# Train-/Validation split creation
In this notebook we go through our process of creating the train dataset as well as the validation dataset. 
In the context of this project a dataset means a set of `(protein sequence, thermostability)` pairs. 
For a given protein sequence there may be multiple thermostability value measurements as given by the FLIP dataset.

## Read FLIP dataset
The source of the dataset file `full_dataset_sequences.fasta` is [here](https://github.com/J-SNACKKB/FLIP/tree/main/splits/meltome).
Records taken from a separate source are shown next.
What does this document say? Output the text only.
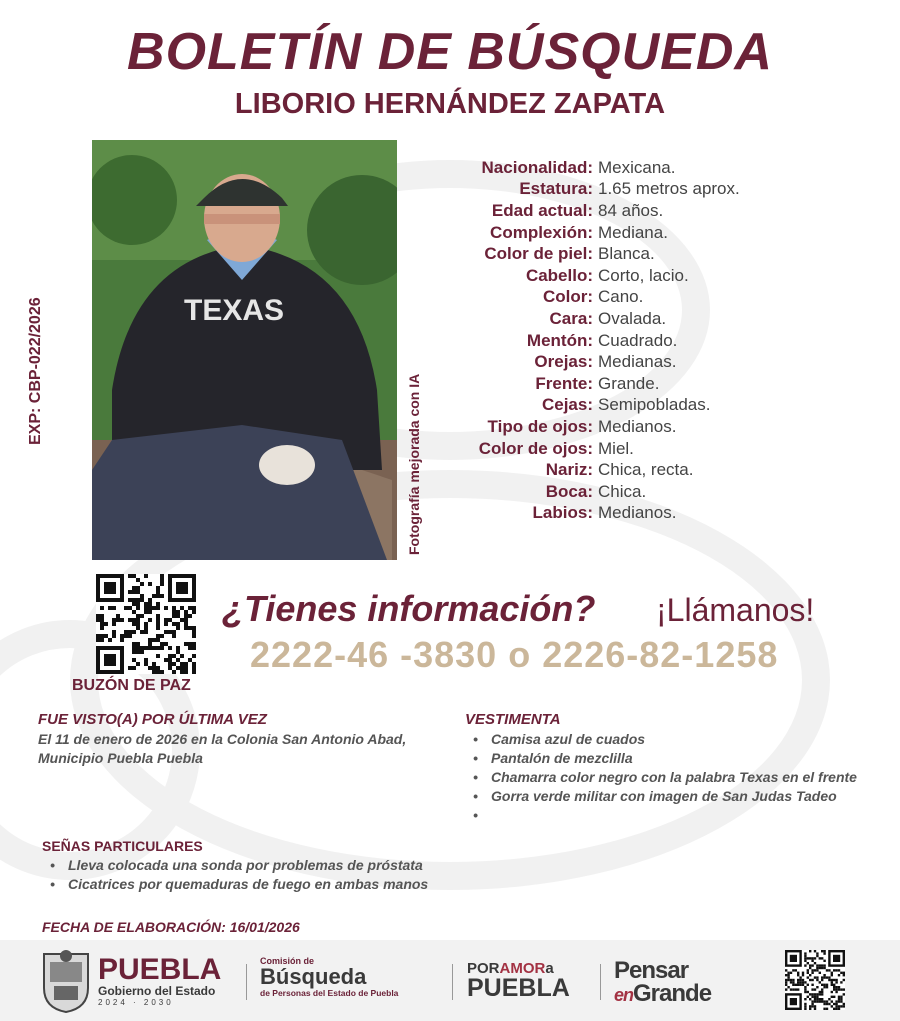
BOLETÍN DE BÚSQUEDA
LIBORIO HERNÁNDEZ ZAPATA
EXP: CBP-022/2026	TEXAS
Fotografía mejorada con IA
Nacionalidad: Mexicana.
Estatura: 1.65 metros aprox.
Edad actual: 84 años.
Complexión: Mediana.
Color de piel: Blanca.
Cabello: Corto, lacio.
Color: Cano.
Cara: Ovalada.
Mentón: Cuadrado.
Orejas: Medianas.
Frente: Grande.
Cejas: Semipobladas.
Tipo de ojos: Medianos.
Color de ojos: Miel.
Nariz: Chica, recta.
Boca: Chica.
Labios: Medianos.
BUZÓN DE PAZ
¿Tienes información? ¡Llámanos!
2222-46 -3830 o 2226-82-1258
FUE VISTO(A) POR ÚLTIMA VEZ
El 11 de enero de 2026 en la Colonia San Antonio Abad, Municipio Puebla Puebla
VESTIMENTA
• Camisa azul de cuados
• Pantalón de mezclilla
• Chamarra color negro con la palabra Texas en el frente
• Gorra verde militar con imagen de San Judas Tadeo
•
SEÑAS PARTICULARES
• Lleva colocada una sonda por problemas de próstata
• Cicatrices por quemaduras de fuego en ambas manos
FECHA DE ELABORACIÓN: 16/01/2026
PUEBLA
Gobierno del Estado
2024 · 2030
Comisión de
Búsqueda
de Personas del Estado de Puebla
PORAMORa
PUEBLA
Pensar
enGrande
Among other information it contains protein sequences and corresponding thermostability (melting point) measurements.

In [None]:
def read_fasta(filepath='../data/full_dataset_sequences.fasta'):
    first = True
    max =0
    dataset = []
    with open(filepath) as fasta:
        for line in fasta:
            if line[0] == '>':
                if first:
                    first = False
                else:
                    dataset.append(entry)
                entry = {}
                header_tokens = line.split(' ')
                entry['id'] = header_tokens[0].replace('>','').split('_')[0]
                entry['header'] = line.replace('\n', '')
                entry['temp'] = float(header_tokens[1].split('=')[1].replace('\n',''))
                entry['sequence'] = ''
            else:
                entry['sequence'] = entry['sequence'] + line.replace('\n','')
                max = len(entry['sequence']) if len(entry['sequence'])> max else max
    
    return dataset

flip_dataset = read_fasta()

## Read ESM validation protein ids
ESM validation protein ids are those Uniref50 cluster representative protein ids that were held out during training of ESM2 and ESMFold. 
As we are basically doing transfer learning on top of the ESMFold outputs, we also use these as a validation set, avoiding any potential data leakage due to ESMFold having seen proteins during training that we are using during validation. 
More info and a download link can be found [here](https://github.com/facebookresearch/esm#pre-training-dataset-split--) .


In [None]:
esm_eval_ids = set()
with open('../data/uniref201803_ur50_valid_headers.txt') as txt_file:
    for line in txt_file:
        id = line.split('_')[1].replace('\n','')
        esm_eval_ids.add(id)

## Create validation dataset and unfiltered train ids set

In [None]:
eval_dataset = []
train_unfiltered_dataset = []
train_ids = set()
all_ids = set()
dataset = read_fasta()
for entry in dataset:
    seq = entry['sequence']
    id = entry["id"]
    all_ids.add(id)
    if id in esm_eval_ids:
        eval_dataset.append(entry)
    else: 
        train_unfiltered_dataset.append(entry)
        train_ids.add(id)

## Filter train dataset by cluster
To avoid any similar protein sequences being present in our train and validation, we filter our train set to only contain proteins that are not part of the same cluster as proteins in our validation set, based on the [FLIP clustering](https://github.com/J-SNACKKB/FLIP/blob/main/splits/meltome/splits.zip)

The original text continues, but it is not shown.